Thread overview
Simple Array Question
Jun 01, 2007
Silv3r
Jun 01, 2007
Johan Granberg
Jun 01, 2007
BCS
Jun 01, 2007
BCS
Jun 02, 2007
Silv3r
June 01, 2007
When using multi-dimensional arrays I easily get confused as to the order of the notation. But why does args[i][] equal args[][i] (code below)? I assume args[i][] is the more correct version as only args[i][0] gives the correct results?

-Silv3r

-----------------------------------------------------------------------
import std.stdio;

void main(char[][] args)
{
 writefln("args.length = %d\n", args.length);
 for (int i = 0; i < args.length; i++)
 {
  if(args[i][] == args[][i]) // why does args[i][] equal args[][i]?
   writefln("Why does this work? [%d] = '%s'", i, args[i][]);
  writefln("<%s>,<%s>", args[i][0],args[0][i]);
 }
}
-----------------------------------------------------------------------
June 01, 2007
Silv3r wrote:

> When using multi-dimensional arrays I easily get confused as to the order of the notation. But why does args[i][] equal args[][i] (code below)? I assume args[i][] is the more correct version as only args[i][0] gives the correct results?
> 
> -Silv3r
> 
> -----------------------------------------------------------------------
> import std.stdio;
> 
> void main(char[][] args)
> {
>  writefln("args.length = %d\n", args.length);
>  for (int i = 0; i < args.length; i++)
>  {
>   if(args[i][] == args[][i]) // why does args[i][] equal args[][i]?
>    writefln("Why does this work? [%d] = '%s'", i, args[i][]);
>   writefln("<%s>,<%s>", args[i][0],args[0][i]);
>  }
> }
> -----------------------------------------------------------------------

ok, first args[] is the same as writing only args as a slice of an entire dynamic array is itself.

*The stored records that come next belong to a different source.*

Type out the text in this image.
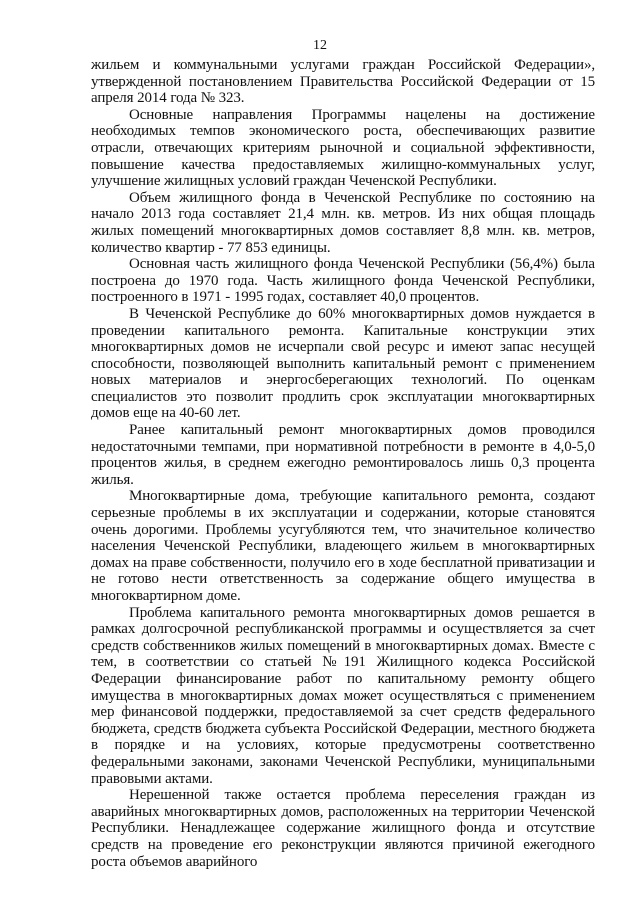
12

жильем и коммунальными услугами граждан Российской Федерации», утвержденной постановлением Правительства Российской Федерации от 15 апреля 2014 года № 323.

Основные направления Программы нацелены на достижение необходимых темпов экономического роста, обеспечивающих развитие отрасли, отвечающих критериям рыночной и социальной эффективности, повышение качества предоставляемых жилищно-коммунальных услуг, улучшение жилищных условий граждан Чеченской Республики.

Объем жилищного фонда в Чеченской Республике по состоянию на начало 2013 года составляет 21,4 млн. кв. метров. Из них общая площадь жилых помещений многоквартирных домов составляет 8,8 млн. кв. метров, количество квартир - 77 853 единицы.

Основная часть жилищного фонда Чеченской Республики (56,4%) была построена до 1970 года. Часть жилищного фонда Чеченской Республики, построенного в 1971 - 1995 годах, составляет 40,0 процентов.

В Чеченской Республике до 60% многоквартирных домов нуждается в проведении капитального ремонта. Капитальные конструкции этих многоквартирных домов не исчерпали свой ресурс и имеют запас несущей способности, позволяющей выполнить капитальный ремонт с применением новых материалов и энергосберегающих технологий. По оценкам специалистов это позволит продлить срок эксплуатации многоквартирных домов еще на 40-60 лет.

Ранее капитальный ремонт многоквартирных домов проводился недостаточными темпами, при нормативной потребности в ремонте в 4,0-5,0 процентов жилья, в среднем ежегодно ремонтировалось лишь 0,3 процента жилья.

Многоквартирные дома, требующие капитального ремонта, создают серьезные проблемы в их эксплуатации и содержании, которые становятся очень дорогими. Проблемы усугубляются тем, что значительное количество населения Чеченской Республики, владеющего жильем в многоквартирных домах на праве собственности, получило его в ходе бесплатной приватизации и не готово нести ответственность за содержание общего имущества в многоквартирном доме.

Проблема капитального ремонта многоквартирных домов решается в рамках долгосрочной республиканской программы и осуществляется за счет средств собственников жилых помещений в многоквартирных домах. Вместе с тем, в соответствии со статьей №191 Жилищного кодекса Российской Федерации финансирование работ по капитальному ремонту общего имущества в многоквартирных домах может осуществляться с применением мер финансовой поддержки, предоставляемой за счет средств федерального бюджета, средств бюджета субъекта Российской Федерации, местного бюджета в порядке и на условиях, которые предусмотрены соответственно федеральными законами, законами Чеченской Республики, муниципальными правовыми актами.

Нерешенной также остается проблема переселения граждан из аварийных многоквартирных домов, расположенных на территории Чеченской Республики. Ненадлежащее содержание жилищного фонда и отсутствие средств на проведение его реконструкции являются причиной ежегодного роста объемов аварийного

second think of the array brackets as a stack

(char[])[] args

so args is an array (of char arrays)
if you take an element of that you eliminate the outer brackets
char[] a=args[0];

hope this helps and if I misunderstood the question I'm sorry.
June 01, 2007
Reply to Silv3r,

> When using multi-dimensional arrays I easily get confused as to the
> order of the notation. But why does args[i][] equal args[][i] (code
> below)? I assume args[i][] is the more correct version as only
> args[i][0] gives the correct results?
> 
> -Silv3r
> 

> if(args[i][] == args[][i]) // why does args[i][] equal args[][i]?

args[i][] == get args[i], take all of it as a slice
args[][i] == get all of args as a slice, take [i] of it

in an expression [] is the same as [0..$]


June 01, 2007
Reply to BCS,

This reminds me of something I have been finding handy recently:

//take a slice starting at i and of length j:
arr[i..$][0..j]

the alternative is a bit uglier IMHO

arr[i..i+j]


June 02, 2007
Thanks, now I understand arrays a bit better!